Recently I was asked by my good friend Howard (Howie) Nelson, Ed.D. to speak at the 25th annual Gravure Industry day held at the ASU Polytechnic campus in Mesa, AZ. Howie asked me to speak to the students about being an entrepreneur. What follows is a section of that talk which describes (very briefly I might add) the 12 year history of ColorMetrix. I realized some of my readers may not know the history my business partner Michael Litscher and I have been through to get where we are today.
ColorMetrix began 12 years ago as a piece of software written only for the 32-bit Windows operating system (that was Windows95 back then for those of you wondering) in a time when Windows 3.1 was in much greater use. As it turns out, this decision that almost everyone but my business partner Michael Litscher and I thought was not so smart has turned out to be quite the opposite. During 2007, the product initially developed over 12 years ago still accounted for 50% of our sales. If you are going to be an entrepreneur, it is very important to trust your gut, make your decisions and stick with them.
Then, about six years ago Mike and I spent a few days sequestered at a condo in the Wisconsin Dells in the middle of the Winter. Our goal was to design the next generation of ColorMetrix (now known as ProofPass.com). If we knew then that it would take 5 years for the product to be sufficiently developed to sell in the kind of volume necessary we might have said forget it, had a few cocktails and went skiing all day (perhaps not in that order). But again, we made a decision to develop an internet based client server product at a time that it was not really in vogue. We made that decision and stuck to it.

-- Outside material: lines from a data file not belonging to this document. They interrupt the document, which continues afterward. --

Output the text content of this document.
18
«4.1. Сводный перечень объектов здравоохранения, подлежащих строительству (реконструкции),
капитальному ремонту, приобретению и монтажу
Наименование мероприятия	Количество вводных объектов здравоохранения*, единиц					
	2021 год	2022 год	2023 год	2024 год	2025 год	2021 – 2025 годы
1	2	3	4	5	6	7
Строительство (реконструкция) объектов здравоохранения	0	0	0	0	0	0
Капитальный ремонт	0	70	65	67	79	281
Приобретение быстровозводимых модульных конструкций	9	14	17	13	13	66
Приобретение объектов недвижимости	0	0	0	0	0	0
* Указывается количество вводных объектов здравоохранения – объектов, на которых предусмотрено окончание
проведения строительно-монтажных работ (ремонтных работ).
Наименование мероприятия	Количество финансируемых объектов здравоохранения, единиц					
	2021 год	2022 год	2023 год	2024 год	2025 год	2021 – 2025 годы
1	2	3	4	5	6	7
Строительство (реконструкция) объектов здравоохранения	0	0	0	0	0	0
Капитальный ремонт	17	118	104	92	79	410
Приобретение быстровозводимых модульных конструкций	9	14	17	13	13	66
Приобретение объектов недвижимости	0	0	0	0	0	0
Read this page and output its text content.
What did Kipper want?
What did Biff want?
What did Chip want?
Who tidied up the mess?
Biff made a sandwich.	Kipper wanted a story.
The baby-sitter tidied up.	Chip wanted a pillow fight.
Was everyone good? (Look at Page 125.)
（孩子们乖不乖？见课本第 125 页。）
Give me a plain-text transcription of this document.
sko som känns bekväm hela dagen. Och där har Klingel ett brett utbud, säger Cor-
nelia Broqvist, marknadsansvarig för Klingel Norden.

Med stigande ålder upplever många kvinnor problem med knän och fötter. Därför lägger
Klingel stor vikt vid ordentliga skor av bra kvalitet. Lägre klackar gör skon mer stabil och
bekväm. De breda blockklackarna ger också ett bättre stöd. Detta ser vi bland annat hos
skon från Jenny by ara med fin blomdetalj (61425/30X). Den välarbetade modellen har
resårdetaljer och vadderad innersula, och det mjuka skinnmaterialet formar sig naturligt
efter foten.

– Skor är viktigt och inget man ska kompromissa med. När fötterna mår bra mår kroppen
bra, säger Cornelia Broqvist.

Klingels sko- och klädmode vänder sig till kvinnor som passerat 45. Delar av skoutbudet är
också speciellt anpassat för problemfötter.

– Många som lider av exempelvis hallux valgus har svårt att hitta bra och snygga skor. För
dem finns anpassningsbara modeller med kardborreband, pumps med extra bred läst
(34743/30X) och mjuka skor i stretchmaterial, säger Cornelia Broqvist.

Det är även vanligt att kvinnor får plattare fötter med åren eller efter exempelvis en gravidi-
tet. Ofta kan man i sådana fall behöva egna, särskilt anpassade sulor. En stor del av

Was it a bad decision? I’ll simply answer by stating that after a lot of retooling and right sizing over the last couple of year ColorMetrix is stronger than ever. Sales-wise last year was not a bad year, but in the first 2 months of this year we have sold 1/3 of what we sold all of last year.
So, in a nutshell ColorMetrix has gone from being a company that collected density and dot gain information from densitometers and put that data in industry standard Microsoft Access databases to being a provider of internet based client server color verification, color process control, and color asset management systems used by some of the largest companies in the world.